Outside the JetBlue terminal at John F. Kennedy International Airport in New York City, a 24,000-square-foot urban farm will provide fresh produce for the terminal’s restaurants.

“Besides providing a green space for customers and crew members, it will help us become even more sustainable,” Brian Holtman, JetBlue’s manager of concession programs, explained. Food scraps from the restaurants there will become compost for the urban farm. Meanwhile, a rotunda garden at Chicago’s O’Hare International Airport supplies nearby restaurants with beans, peppers, leafy greens, and herbs from 26 aeroponic growing towers. O’Hare has even utilized landscaping goats, sheep, llamas, and burros to clear “dense scrub vegetation,” according to a Take Part article.

Whether the agriculture leaders of the country want to believe it or not, a farming revolution is happening. Urban farms are found everywhere from high rise buildings to street dividers. Many urban farmers are using vertical farming techniques. After all, for decades, we’ve heard threats that there isn’t enough farmland to feed the nation, so innovative sustainable folks went vertical instead. The new designs allow for larger yields and better control over crops. Traditional farming ends up with a 50-50 risk of crop loss, according to Food World News.
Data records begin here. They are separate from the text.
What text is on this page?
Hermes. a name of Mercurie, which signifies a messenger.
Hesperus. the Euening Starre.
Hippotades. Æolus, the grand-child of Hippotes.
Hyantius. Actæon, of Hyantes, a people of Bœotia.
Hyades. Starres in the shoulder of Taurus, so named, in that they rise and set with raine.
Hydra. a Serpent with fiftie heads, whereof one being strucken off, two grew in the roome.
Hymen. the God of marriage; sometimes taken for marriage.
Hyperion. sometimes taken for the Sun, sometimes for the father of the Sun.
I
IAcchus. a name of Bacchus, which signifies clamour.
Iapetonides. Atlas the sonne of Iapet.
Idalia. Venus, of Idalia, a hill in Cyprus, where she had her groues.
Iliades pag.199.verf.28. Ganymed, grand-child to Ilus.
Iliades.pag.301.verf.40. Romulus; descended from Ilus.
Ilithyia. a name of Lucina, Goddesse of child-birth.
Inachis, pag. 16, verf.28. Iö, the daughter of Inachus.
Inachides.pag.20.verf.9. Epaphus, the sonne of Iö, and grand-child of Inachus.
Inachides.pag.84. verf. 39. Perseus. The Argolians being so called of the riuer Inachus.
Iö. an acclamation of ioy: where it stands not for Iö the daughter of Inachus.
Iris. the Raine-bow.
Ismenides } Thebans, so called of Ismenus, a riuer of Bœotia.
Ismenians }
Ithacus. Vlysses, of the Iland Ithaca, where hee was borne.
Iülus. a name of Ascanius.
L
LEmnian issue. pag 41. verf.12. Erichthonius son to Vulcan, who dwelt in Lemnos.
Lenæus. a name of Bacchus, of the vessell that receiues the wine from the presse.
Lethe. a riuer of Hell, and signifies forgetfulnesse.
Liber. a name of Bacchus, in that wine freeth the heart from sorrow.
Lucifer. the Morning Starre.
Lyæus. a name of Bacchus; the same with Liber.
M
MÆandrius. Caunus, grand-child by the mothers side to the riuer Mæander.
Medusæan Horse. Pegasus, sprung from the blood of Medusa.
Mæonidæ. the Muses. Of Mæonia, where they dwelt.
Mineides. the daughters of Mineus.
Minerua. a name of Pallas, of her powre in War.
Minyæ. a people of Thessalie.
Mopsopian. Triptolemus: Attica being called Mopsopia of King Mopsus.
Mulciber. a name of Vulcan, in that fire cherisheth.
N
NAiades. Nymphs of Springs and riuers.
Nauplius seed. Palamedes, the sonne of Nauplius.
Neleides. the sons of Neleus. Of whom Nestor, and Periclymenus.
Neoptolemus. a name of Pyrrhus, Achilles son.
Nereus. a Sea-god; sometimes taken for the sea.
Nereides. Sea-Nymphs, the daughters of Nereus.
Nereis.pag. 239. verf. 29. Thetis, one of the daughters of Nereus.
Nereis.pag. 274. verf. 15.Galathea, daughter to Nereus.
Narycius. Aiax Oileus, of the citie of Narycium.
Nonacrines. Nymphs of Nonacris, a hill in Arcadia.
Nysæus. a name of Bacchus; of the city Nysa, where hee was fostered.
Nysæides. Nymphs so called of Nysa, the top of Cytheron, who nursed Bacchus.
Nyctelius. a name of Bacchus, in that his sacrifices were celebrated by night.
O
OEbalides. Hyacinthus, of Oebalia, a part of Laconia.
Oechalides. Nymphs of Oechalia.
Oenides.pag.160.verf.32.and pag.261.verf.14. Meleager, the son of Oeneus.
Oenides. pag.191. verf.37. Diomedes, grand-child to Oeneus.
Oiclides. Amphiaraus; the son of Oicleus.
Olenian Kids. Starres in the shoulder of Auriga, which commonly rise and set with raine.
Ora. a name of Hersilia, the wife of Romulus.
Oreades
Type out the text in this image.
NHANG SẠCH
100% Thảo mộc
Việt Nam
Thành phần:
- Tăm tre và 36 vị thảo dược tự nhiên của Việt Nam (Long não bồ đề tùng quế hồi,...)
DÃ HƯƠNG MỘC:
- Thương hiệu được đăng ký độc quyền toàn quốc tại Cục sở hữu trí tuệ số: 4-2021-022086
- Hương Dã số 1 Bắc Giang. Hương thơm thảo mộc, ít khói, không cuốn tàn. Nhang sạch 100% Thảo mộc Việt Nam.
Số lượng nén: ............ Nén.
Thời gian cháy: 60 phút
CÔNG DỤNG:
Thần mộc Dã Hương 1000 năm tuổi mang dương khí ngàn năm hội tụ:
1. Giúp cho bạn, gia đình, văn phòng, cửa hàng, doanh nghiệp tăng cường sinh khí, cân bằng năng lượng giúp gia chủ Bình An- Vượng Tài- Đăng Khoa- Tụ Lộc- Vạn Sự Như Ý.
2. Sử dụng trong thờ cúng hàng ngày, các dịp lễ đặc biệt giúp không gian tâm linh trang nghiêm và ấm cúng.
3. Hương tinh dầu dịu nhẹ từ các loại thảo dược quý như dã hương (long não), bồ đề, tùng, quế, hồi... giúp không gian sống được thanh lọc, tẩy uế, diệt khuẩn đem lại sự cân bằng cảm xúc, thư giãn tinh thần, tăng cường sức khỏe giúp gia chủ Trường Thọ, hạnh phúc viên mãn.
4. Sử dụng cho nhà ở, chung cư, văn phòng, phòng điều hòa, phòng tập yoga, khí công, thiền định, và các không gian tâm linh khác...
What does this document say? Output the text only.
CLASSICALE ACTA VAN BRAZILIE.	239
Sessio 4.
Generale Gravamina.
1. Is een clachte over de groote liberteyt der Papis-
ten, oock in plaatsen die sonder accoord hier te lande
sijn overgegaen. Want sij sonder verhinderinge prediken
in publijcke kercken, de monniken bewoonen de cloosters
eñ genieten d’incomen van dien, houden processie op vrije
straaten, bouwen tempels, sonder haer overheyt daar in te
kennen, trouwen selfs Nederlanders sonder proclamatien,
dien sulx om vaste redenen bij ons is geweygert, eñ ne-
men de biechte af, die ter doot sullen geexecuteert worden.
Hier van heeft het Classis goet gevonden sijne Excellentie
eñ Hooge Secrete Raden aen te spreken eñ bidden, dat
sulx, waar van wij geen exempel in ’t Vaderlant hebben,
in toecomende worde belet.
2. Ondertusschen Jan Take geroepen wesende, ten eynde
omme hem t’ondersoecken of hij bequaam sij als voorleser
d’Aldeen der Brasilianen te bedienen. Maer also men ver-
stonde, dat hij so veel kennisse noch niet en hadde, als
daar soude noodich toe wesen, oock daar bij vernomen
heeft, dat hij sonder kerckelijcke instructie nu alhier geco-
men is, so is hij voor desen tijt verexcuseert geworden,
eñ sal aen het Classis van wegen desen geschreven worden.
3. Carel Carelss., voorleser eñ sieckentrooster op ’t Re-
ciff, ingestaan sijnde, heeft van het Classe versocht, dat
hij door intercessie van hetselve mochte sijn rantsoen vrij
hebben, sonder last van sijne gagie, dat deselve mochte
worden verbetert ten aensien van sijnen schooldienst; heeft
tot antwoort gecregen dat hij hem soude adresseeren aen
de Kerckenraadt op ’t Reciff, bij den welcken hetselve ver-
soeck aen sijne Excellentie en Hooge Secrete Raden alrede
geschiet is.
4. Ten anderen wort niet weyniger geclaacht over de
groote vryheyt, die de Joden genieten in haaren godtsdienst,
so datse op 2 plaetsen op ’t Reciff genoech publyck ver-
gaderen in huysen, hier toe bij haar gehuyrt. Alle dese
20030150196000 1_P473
Not only do urban farms let people feel good about what they are eating, urban farms’ green benefits also reduce the number of delivery trucks, cuts back on fuel needs, and promote cleaner air. Besides, with urban farming, food can go from farm to table in less than a day. Food from urban farms maintain their fresh-picked taste, because they’re actually fresh, not artificially ripened or preserved.